Let A, B, C, D be points on a vertical line such that AB = BC = CD. If a body is released from position A, the times of descent through AB, BC and CD are in the ratio.

To solve the problem, we need to determine the times of descent through segments AB, BC, and CD when a body is released from point A. Given that AB = BC = CD, we can denote the height of each segment as \( h \). ### Step-by-Step Solution: 1. **Identify the heights**: Let the height of each segment (AB, BC, CD) be \( h \).

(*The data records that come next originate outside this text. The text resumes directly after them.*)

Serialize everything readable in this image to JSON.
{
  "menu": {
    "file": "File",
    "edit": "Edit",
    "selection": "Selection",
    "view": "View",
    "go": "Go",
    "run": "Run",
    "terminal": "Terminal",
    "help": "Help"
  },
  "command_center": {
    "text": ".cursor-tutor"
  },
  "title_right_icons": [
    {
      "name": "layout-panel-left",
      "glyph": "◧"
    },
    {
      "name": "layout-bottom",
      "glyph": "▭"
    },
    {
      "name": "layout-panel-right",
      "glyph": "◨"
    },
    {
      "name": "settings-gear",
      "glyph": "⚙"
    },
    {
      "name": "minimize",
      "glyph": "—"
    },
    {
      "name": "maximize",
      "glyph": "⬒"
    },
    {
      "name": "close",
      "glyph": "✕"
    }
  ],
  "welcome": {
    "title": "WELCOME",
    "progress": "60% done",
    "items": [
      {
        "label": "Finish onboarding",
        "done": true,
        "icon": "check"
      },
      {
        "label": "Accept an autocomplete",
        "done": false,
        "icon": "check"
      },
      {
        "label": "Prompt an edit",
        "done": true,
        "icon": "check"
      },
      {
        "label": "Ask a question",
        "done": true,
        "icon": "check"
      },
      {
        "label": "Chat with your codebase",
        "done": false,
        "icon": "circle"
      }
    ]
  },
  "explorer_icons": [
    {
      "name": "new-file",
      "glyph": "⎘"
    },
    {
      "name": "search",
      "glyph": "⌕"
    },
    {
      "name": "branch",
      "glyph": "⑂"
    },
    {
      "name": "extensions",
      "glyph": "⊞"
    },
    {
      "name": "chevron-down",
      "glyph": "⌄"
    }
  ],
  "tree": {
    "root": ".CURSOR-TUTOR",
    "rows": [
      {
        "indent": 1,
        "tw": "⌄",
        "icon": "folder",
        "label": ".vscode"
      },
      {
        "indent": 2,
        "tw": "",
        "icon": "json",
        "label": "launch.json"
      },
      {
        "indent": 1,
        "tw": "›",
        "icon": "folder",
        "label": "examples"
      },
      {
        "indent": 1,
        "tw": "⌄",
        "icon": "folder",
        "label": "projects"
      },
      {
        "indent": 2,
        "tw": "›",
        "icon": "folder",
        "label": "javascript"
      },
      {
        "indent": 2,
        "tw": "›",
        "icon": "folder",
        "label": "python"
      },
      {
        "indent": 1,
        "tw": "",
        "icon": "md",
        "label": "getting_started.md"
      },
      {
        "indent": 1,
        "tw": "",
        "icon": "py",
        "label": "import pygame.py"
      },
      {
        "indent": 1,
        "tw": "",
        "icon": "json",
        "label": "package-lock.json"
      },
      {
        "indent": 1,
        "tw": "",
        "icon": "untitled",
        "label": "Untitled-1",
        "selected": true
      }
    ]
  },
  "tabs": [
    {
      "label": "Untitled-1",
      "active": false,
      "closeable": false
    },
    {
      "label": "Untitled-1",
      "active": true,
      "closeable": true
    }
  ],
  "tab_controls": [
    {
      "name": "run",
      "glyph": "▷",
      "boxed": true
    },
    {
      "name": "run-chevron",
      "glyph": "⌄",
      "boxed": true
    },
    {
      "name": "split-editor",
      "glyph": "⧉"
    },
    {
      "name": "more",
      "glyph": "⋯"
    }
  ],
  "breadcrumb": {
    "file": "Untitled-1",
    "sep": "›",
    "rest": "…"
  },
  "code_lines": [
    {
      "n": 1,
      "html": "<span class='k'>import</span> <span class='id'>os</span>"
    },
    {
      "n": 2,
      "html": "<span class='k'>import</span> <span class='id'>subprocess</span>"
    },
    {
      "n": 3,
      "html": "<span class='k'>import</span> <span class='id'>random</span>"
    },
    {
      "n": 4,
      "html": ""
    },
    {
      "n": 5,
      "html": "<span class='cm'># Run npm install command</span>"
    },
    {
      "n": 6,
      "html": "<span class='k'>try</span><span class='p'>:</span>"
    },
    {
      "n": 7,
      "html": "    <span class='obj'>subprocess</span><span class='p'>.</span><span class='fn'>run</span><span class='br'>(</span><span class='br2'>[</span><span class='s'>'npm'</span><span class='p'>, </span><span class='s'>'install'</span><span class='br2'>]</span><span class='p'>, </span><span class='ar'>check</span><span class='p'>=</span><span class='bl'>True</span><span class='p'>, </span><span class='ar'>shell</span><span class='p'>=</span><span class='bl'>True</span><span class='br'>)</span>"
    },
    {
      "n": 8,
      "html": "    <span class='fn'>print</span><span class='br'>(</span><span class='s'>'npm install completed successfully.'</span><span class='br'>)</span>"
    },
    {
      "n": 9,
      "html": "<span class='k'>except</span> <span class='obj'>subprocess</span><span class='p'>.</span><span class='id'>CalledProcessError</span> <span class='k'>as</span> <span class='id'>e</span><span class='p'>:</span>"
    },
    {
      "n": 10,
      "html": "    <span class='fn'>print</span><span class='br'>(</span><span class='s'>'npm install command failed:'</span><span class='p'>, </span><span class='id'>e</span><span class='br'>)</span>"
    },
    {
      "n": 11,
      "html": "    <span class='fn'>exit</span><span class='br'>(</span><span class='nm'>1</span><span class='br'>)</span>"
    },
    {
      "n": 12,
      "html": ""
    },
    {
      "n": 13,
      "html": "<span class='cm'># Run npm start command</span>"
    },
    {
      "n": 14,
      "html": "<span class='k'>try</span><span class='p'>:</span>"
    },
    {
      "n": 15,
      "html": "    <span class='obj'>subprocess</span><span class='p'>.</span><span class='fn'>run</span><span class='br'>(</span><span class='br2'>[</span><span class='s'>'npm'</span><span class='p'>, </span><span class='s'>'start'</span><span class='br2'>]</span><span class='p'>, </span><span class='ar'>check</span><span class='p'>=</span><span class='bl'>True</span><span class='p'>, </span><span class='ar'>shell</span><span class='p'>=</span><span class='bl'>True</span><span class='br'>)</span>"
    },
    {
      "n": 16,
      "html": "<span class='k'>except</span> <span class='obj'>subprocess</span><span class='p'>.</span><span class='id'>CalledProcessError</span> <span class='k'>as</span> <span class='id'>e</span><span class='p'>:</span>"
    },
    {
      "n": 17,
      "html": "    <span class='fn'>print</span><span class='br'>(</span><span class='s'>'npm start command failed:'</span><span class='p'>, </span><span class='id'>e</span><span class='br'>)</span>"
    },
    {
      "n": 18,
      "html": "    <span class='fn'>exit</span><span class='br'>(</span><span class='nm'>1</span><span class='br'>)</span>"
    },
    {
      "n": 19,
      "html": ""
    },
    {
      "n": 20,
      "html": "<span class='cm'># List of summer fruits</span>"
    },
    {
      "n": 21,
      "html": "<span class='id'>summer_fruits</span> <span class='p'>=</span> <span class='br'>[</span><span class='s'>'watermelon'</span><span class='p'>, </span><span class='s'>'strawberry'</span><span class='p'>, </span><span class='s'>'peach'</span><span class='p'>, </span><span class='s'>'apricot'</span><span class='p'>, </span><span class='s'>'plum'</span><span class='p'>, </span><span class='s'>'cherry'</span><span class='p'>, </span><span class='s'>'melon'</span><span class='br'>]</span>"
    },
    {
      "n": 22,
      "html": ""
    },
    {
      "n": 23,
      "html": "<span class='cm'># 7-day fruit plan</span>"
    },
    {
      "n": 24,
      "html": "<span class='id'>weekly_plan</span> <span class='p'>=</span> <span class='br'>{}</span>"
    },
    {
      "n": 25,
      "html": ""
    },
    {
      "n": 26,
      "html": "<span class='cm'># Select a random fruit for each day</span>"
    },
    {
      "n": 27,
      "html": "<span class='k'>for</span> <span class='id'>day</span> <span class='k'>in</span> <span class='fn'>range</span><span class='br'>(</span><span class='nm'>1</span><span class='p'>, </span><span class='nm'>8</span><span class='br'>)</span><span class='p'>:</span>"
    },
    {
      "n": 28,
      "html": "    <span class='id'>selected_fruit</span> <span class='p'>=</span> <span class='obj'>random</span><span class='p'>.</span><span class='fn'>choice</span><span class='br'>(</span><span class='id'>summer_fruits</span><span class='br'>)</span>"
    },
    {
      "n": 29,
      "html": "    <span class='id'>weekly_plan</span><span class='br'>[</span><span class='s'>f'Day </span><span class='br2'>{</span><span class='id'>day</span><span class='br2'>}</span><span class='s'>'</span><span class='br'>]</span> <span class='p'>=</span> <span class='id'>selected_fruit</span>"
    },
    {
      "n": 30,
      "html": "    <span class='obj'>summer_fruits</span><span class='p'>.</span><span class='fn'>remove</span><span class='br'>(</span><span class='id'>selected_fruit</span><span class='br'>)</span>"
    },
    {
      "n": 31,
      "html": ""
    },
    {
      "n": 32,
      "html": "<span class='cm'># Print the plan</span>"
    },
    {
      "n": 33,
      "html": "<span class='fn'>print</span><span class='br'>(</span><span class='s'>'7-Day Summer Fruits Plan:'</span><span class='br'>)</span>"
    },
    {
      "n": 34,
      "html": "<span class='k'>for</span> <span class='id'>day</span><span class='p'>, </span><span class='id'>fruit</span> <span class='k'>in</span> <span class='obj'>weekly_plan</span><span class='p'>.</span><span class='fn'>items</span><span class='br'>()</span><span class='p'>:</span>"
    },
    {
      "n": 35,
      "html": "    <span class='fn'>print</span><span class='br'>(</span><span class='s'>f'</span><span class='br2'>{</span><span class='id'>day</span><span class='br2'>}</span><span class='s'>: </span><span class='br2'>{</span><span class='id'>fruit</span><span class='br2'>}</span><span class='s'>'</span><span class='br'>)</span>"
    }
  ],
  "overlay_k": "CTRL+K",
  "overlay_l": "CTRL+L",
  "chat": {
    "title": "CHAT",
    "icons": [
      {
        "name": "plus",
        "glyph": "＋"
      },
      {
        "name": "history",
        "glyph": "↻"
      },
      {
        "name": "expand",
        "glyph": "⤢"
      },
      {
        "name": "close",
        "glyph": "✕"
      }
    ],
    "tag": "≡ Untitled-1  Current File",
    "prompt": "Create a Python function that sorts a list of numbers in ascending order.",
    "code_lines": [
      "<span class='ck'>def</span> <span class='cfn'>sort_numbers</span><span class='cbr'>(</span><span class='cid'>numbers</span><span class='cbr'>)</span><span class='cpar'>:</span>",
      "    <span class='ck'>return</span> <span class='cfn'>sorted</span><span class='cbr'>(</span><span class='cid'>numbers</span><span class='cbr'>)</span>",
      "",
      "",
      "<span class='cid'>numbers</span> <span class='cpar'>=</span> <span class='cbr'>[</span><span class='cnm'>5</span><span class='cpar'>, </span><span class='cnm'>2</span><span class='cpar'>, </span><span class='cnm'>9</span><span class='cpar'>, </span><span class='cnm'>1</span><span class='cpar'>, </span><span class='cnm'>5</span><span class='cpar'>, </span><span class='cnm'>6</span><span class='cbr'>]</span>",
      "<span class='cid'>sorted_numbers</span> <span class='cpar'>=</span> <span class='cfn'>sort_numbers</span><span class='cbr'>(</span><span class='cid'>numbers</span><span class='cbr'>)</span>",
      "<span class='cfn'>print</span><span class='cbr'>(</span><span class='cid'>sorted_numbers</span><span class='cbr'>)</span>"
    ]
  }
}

Therefore, the total height from A to D is \( 3h \). 2. **Calculate time of descent through AB**: When the body is released from A, it falls through the height \( h \) (segment AB). Using the equation of motion: \[ h = \frac{1}{2} g t_1^2 \] Rearranging gives: \[ t_1 = \sqrt{\frac{2h}{g}} \] 3. **Calculate time of descent through BC**: The body falls through the height of \( 2h \) (from A to C). The time taken for this descent is: \[ 2h = \frac{1}{2} g t_2^2 \] Rearranging gives: \[ t_2 = \sqrt{\frac{4h}{g}} = 2\sqrt{\frac{h}{g}} \] 4. **Calculate time of descent through CD**: The body falls through the height of \( 3h \) (from A to D). The time taken for this descent is: \[ 3h = \frac{1}{2} g t_3^2 \] Rearranging gives: \[ t_3 = \sqrt{\frac{6h}{g}} = \sqrt{6\frac{h}{g}} \] 5. **Express the times in terms of \( t_1 \)**: From our earlier calculations: - \( t_1 = \sqrt{\frac{2h}{g}} \) - \( t_2 = 2\sqrt{\frac{h}{g}} = 2 \cdot \frac{t_1}{\sqrt{2}} \) - \( t_3 = \sqrt{6\frac{h}{g}} = \sqrt{3} \cdot \frac{t_1}{\sqrt{2}} \) 6. **Find the ratio of times**: The ratio of times \( t_1 : t_2 : t_3 \) can be expressed as: \[ t_1 : t_2 : t_3 = 1 : 2 : \sqrt{3} \] ### Final Answer: The times of descent through AB, BC, and CD are in the ratio \( 1 : 2 : \sqrt{3} \).